In [1]:
import tensorflow as tf
print("TensorFlow version:", tf.__version__)


TensorFlow version: 2.20.0


In [2]:
#STEP 1: Import Libraries
import numpy as np
import tensorflow as tf
from tensorflow.keras.models import Sequential
from tensorflow.keras.layers import LSTM, Dense

In [4]:
#STEP 2: Load the Text File
# Load text data
# STEP 2: Load the Text File
with open(r"C:\Users\omkar\OneDrive\Desktop\Handwriten_text_project\Handwritten.txt.txt", "r", encoding="utf-8") as f:
    text = f.read()

# Repeat text to increase training data
text = text * 50

print("Total characters:", len(text))
print(text[:200])

Total characters: 38000
To be, or not to be, that is the question:
Whether 'tis nobler in the mind to suffer
The slings and arrows of outrageous fortune,
Or to take arms against a sea of troubles
And by opposing end them. To


In [5]:
# STEP 3: Character Mapping

import numpy as np
from tensorflow.keras.models import Sequential
from tensorflow.keras.layers import LSTM, Dense

# Get all unique characters
unique_chars = sorted(set(text))
char2idx = {char: idx for idx, char in enumerate(unique_chars)}
idx2char = {idx: char for idx, char in enumerate(unique_chars)}

print(f"Total unique characters: {len(unique_chars)}")

Total unique characters: 45


In [6]:
# STEP 4: Prepare Input Sequences


sequence_length = 40
input_sequences = []
target_chars = []

for i in range(len(text) - sequence_length):
    input_seq = text[i:i+sequence_length]
    target_char = text[i+sequence_length]
    input_sequences.append([char2idx[c] for c in input_seq])
    target_chars.append(char2idx[target_char])

# Convert to NumPy arrays
X_seq = np.array(input_sequences)
y_seq = np.array(target_chars)

print(f"Input sequences shape: {X_seq.shape}")

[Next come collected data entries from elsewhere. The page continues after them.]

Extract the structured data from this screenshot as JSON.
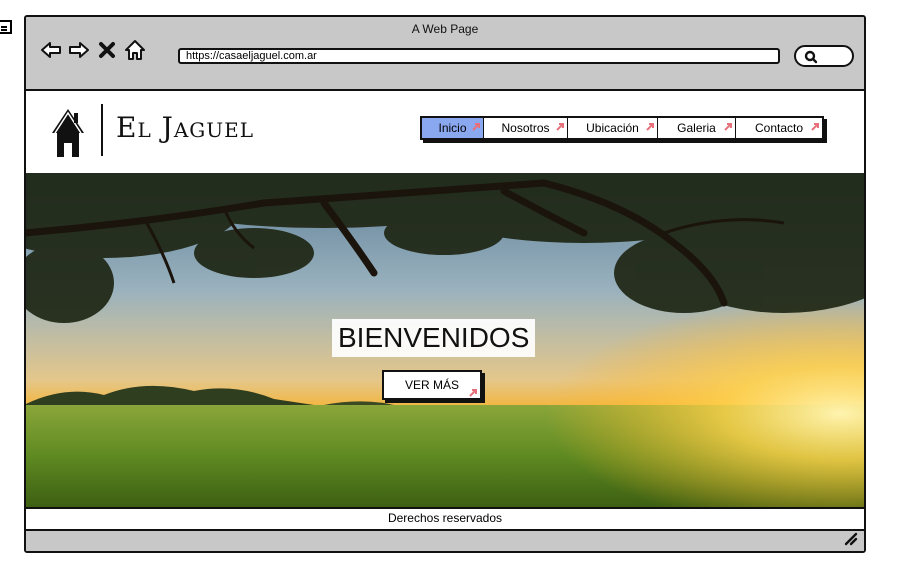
{
  "browser": {
    "window_title": "A Web Page",
    "url": "https://casaeljaguel.com.ar",
    "nav_icons": [
      "back-arrow-icon",
      "forward-arrow-icon",
      "close-icon",
      "home-icon"
    ],
    "search_icon": "search-icon"
  },
  "site": {
    "logo_text": "El Jaguel",
    "logo_icon": "house-icon",
    "menu": [
      {
        "label": "Inicio",
        "active": true
      },
      {
        "label": "Nosotros",
        "active": false
      },
      {
        "label": "Ubicación",
        "active": false
      },
      {
        "label": "Galeria",
        "active": false
      },
      {
        "label": "Contacto",
        "active": false
      }
    ],
    "menu_active_color": "#8aa8ef",
    "link_marker_color": "#e8707a"
  },
  "hero": {
    "title": "BIENVENIDOS",
    "button_label": "VER MÁS",
    "image": "landscape-tree-field-sunset"
  },
  "footer": {
    "text": "Derechos reservados"
  }
}
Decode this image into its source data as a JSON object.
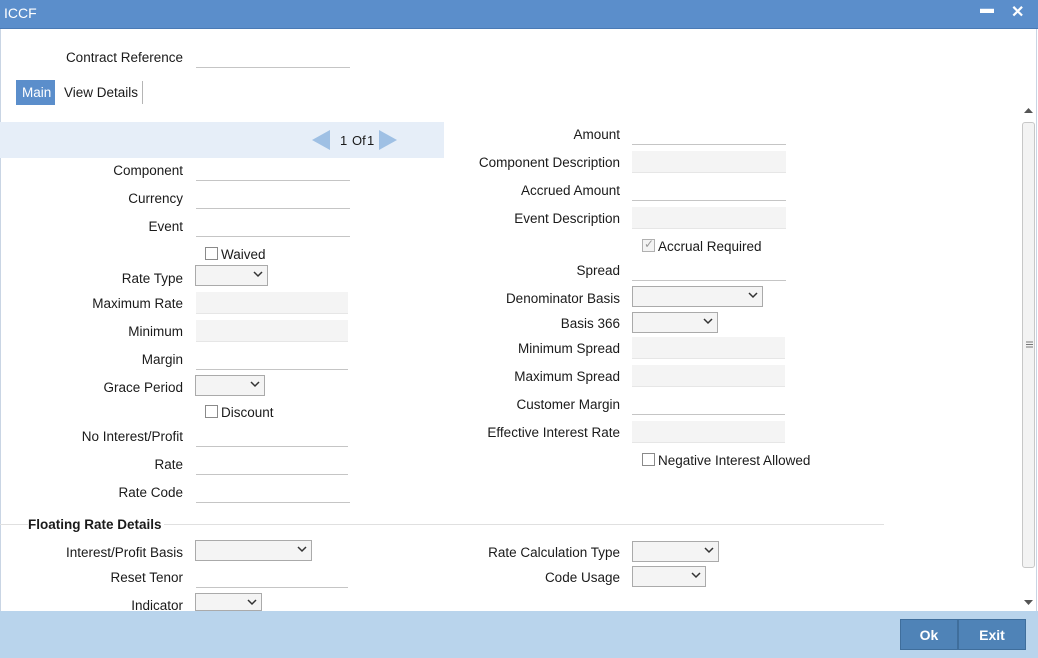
{
  "window": {
    "title": "ICCF",
    "minimize_glyph": "▬",
    "close_glyph": "✕"
  },
  "header": {
    "contract_reference_label": "Contract Reference",
    "contract_reference_value": ""
  },
  "tabs": [
    {
      "label": "Main",
      "active": true
    },
    {
      "label": "View Details",
      "active": false
    }
  ],
  "pager": {
    "current": "1",
    "of_label": "Of",
    "total": "1"
  },
  "left": {
    "component_label": "Component",
    "currency_label": "Currency",
    "event_label": "Event",
    "waived_label": "Waived",
    "rate_type_label": "Rate Type",
    "maximum_rate_label": "Maximum Rate",
    "minimum_label": "Minimum",
    "margin_label": "Margin",
    "grace_period_label": "Grace Period",
    "discount_label": "Discount",
    "no_interest_label": "No Interest/Profit",
    "rate_label": "Rate",
    "rate_code_label": "Rate Code"
  },
  "right": {
    "amount_label": "Amount",
    "component_description_label": "Component Description",
    "accrued_amount_label": "Accrued Amount",
    "event_description_label": "Event Description",
    "accrual_required_label": "Accrual Required",
    "accrual_required_checked": true,
    "spread_label": "Spread",
    "denominator_basis_label": "Denominator Basis",
    "basis_366_label": "Basis 366",
    "minimum_spread_label": "Minimum Spread",
    "maximum_spread_label": "Maximum Spread",
    "customer_margin_label": "Customer Margin",
    "effective_interest_rate_label": "Effective Interest Rate",
    "negative_interest_label": "Negative Interest Allowed"
  },
  "floating": {
    "section_title": "Floating Rate Details",
    "interest_basis_label": "Interest/Profit Basis",
    "reset_tenor_label": "Reset Tenor",
    "indicator_label": "Indicator",
    "rate_calc_type_label": "Rate Calculation Type",
    "code_usage_label": "Code Usage"
  },
  "footer": {
    "ok_label": "Ok",
    "exit_label": "Exit"
  },
  "colors": {
    "titlebar": "#5b8ecb",
    "footer": "#b9d4ec",
    "button": "#4f83b7",
    "nav_strip": "#e6eef8"
  }
}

Input sequences shape: (37960, 40)


In [7]:
# STEP 5: Normalize Inputs


X_seq = X_seq / float(len(unique_chars))

In [8]:
# STEP 6: Build the LSTM Model


from tensorflow.keras.optimizers import Adam

model = Sequential()
model.add(LSTM(128, input_shape=(X_seq.shape[1], 1)))
model.add(Dense(len(unique_chars), activation='softmax'))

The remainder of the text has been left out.